This page is under construction (2020.07.08)
I’m finishing my PhD in Chemical Engineering at MIT in CSAIL. My research focuses on analytical and computational approaches to understand how proteins facilitate virtually impossible reactions at ambient conditions. During my doctorate, I studied how several enzymes catalyze reactions through an atomistic perspective using molecular dynamics coupled with quantum chemistry (QM/MM). From these simulations, we’ve created predictive models capable of identifying both the structural features most indicative of successful reactions, and the electronic underpinnings of such methods.
In addition to my doctoral work, I work on several side projects in the space of vision, language, and game design. Please feel free to drop a note if you’d like to chat!
PhD in Chemical Engineering, 2020 (Expected)
Massachusetts Institute of Technology
BS in Chemical and Biomolecular Engineering, 2013
Johns Hopkins University
I lived with some of the brightest, best students at MIT and had the privilege of being their GRA. The duties of a GRA encompass interpersonal conflict to academic stress. I take deep pride in being part of this community.
I co-founded a group in my department to handle academic stressors. Every REF takes a 40 hour professionally certified conflict-management and mediation training. The group website is here.
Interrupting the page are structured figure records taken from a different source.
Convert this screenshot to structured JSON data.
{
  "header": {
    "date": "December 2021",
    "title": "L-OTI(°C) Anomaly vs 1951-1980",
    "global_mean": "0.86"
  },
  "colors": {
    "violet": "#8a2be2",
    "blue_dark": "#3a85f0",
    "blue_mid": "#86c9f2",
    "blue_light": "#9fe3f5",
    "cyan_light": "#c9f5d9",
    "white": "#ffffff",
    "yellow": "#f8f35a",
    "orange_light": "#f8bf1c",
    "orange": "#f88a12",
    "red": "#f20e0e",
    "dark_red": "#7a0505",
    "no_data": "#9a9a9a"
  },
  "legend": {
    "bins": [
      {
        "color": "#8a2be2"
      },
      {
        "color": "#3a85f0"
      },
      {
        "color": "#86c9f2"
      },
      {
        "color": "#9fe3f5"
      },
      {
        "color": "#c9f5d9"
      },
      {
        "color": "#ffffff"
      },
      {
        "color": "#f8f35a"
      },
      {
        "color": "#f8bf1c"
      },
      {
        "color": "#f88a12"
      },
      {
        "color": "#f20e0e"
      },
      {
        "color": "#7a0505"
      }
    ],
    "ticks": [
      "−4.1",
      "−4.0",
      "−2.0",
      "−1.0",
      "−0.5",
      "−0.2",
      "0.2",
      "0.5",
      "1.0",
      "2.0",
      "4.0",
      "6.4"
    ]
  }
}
I had the pleasure of teaching ChemE’s graduate thermo (focused on stat mech) to over 50 first year grad students. As written qualifiers have been since removed, the first year graduate coursework is critical. I created exams and lesson plans including several simulation based variants (computational Ising Models). My work was awarded the Institute Graduate Teaching Award for the School of Engineering in 2017.
I have trained 5 undergrads and 3 graduate students at my home institution in various enzymology and quantum chemistry related projects. Such projects included transition-state identification for KARI, and machine-learning feature selection for enzymatic drivers of reactivity.